Just yesterday I ran across this example: "(っ˘▽˘)っ :cloud: ⊂(◕。◕⊂)" in the Parse SDK repo, which I found especially distracting, and in general, kind of turned me off from the project (even though I know Parse is awesome). I agree that UTF and special-chars should be permissable; I don't agree that if they don't actually communicate something, they should be used anyway. Maybe this cute 'moticon trend is trendy, but for my buck$, I'd rather things just be kept simple. My eyeballs see (っ˘▽˘)っ :cloud: ⊂(◕。◕⊂) as line-noise, mostly, and make me wonder if there are other such typo's to be found in the attached code-base.
>Just yesterday I ran across this example: "(っ˘▽˘)っ :cloud: ⊂(◕。◕⊂)" in the Parse SDK repo, which I found especially distracting, and in general, kind of turned me off from the project (even though I know Parse is awesome).
This reasoning turns me off from types who have it.
It's not like they use emoticons everywhere -- and if having one is the big distraction one can complaint about, then their repo is in excellent shape.
Some Unicode characters can also move the cursor in strange ways. I think most of them only work in GUI programs, though. (See the list of bad strings above)

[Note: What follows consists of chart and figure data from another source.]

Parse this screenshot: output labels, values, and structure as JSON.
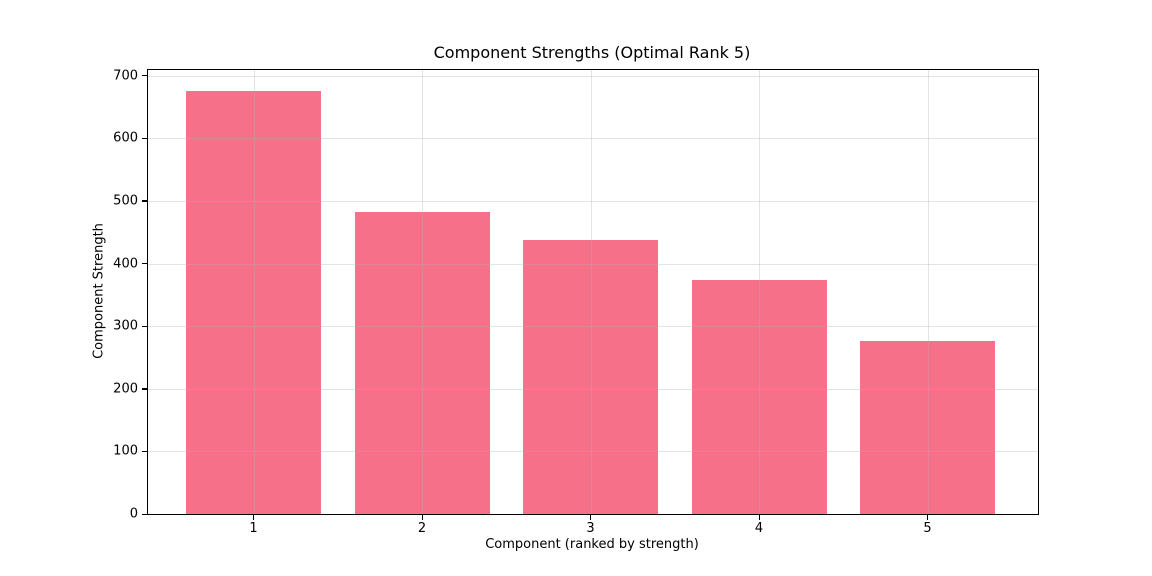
{
  "figure": {
    "background": "#ffffff",
    "text_color": "#000000",
    "spine_color": "#000000"
  },
  "chart_data": {
    "type": "bar",
    "title": "Component Strengths (Optimal Rank 5)",
    "xlabel": "Component (ranked by strength)",
    "ylabel": "Component Strength",
    "categories": [
      "1",
      "2",
      "3",
      "4",
      "5"
    ],
    "values": [
      675,
      482,
      437,
      373,
      276
    ],
    "yticks": [
      0,
      100,
      200,
      300,
      400,
      500,
      600,
      700
    ],
    "ylim": [
      0,
      709
    ],
    "bar_color": "#f7708a",
    "grid": true,
    "grid_color": "#b0b0b0",
    "grid_on_top_of_bars": true,
    "legend": null
  }
}
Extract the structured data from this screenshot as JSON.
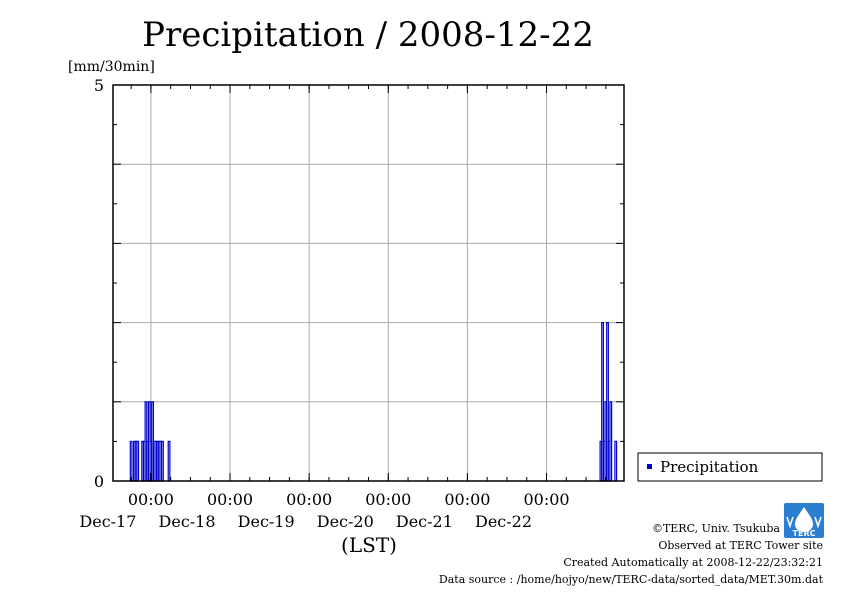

We are all gonna die anyway. The mature commiters too, including everybody they love.
And all of their "serious" work will amount to absolutely nothing in just 100 years (that's it if they're lucky: for most their work wont matter at all in 10 or 20 years, their companies shuw down, or bought and dismantled, their startup dreams shattered etc.).
(A lot of them will even regret working so hard and giving importance to the BS they gave importance to after they retire).
Just to put some mature perspective on being playful.